Friday, November 20, 2009

Jason watches ANTICHRIST

Oh, Lars Von Trier, you nutty cinematic prankster! Could anyone else have so beautifully juxtaposed a couple fucking (Willem Dafoe and Charlotte Gainsbourg) while their toddler son climbs out of a window and falls to his death? And that's just the opening scene.

Naturally, they're overcome with grief. Or at least she is (Von Trier doesn't give them names, just he and she in the credits). You assume he's hurting, too, but she is so grief-struck she's hospitalized. He, on the other hand, tries to help her--he is, after all, a therapist. That already makes me hate him (but that's my own issue), and more so when he ignores the standard advice against treating his loved ones. And he treats her in a cold, smug manner as if he has all the answers.

Anyway, they move out to their cabin in the woods to get away from everything and she can finish her dissertation on gynocide. They grieve, they fuck, they grieve, they fuck some more. Weird animals show up in the woods, revealed in chapters. There's the deer of grief, fox of pain, and crow of despair (or something like that I know it was deer, fox, and crow, but I don't recall if I got the emotions matched right). Things go from bad to worse, ending with graphic, brutal abuse, torture, and mutilation. Yes, there's a graphic self-clitorectomy, which has been mentioned in just about every review I've read. Yeah, that's a spoiler, but I was so happy to be prepared for it that I'm not going to worry about spoiling it (it's not something I really wanted to be surprised by).
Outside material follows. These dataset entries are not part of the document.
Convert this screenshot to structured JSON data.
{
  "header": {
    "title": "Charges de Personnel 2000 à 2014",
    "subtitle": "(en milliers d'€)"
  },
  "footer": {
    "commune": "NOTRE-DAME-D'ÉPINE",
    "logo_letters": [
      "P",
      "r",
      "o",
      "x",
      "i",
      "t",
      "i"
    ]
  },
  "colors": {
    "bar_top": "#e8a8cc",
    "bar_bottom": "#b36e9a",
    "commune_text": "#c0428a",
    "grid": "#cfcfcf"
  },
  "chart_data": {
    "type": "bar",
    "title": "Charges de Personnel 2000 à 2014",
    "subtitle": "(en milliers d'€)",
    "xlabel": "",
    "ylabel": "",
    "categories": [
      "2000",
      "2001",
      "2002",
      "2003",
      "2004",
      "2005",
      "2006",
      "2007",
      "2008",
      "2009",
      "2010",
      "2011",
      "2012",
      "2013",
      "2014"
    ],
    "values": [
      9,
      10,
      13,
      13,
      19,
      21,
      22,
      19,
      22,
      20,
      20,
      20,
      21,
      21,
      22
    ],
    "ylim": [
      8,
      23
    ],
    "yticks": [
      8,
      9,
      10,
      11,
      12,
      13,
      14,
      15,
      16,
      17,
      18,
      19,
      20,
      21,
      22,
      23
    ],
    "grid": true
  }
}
So it's a bleak, despairing movie that really has no uplift in the story. But it's beautifully shot, has a hypnotic soundtrack, and won't leave my brain. I'm sure it's allegorical (especially the parts with the animals), but it seems the allegorical form has been mutated and perverted. Allegory can be used to sidestep and replace the literal and graphic with something more palatable. But here there's no allegory for genital mutilation--the mutilation is literal and graphic. And if that's an allegory for something, you're doing it wrong (but probably on purpose).
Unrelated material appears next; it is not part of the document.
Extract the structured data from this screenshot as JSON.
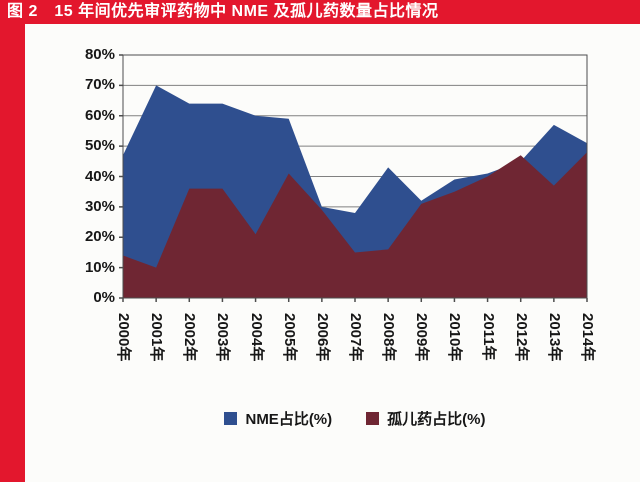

I don't know if any of this makes sense. I started by saying Von Trier is a nutty cinematic prankster. I base that on his career, not on this movie alone. I'm not sure this is a prank at all, and I'm not sure if I'd be more afraid of him if it was or if it wasn't. I just don't know what to make of it all.

Chaos reigns.

1 comment:

Alyss said...

thanks for the warning about that. i don't think i'd want to be surprised by that either.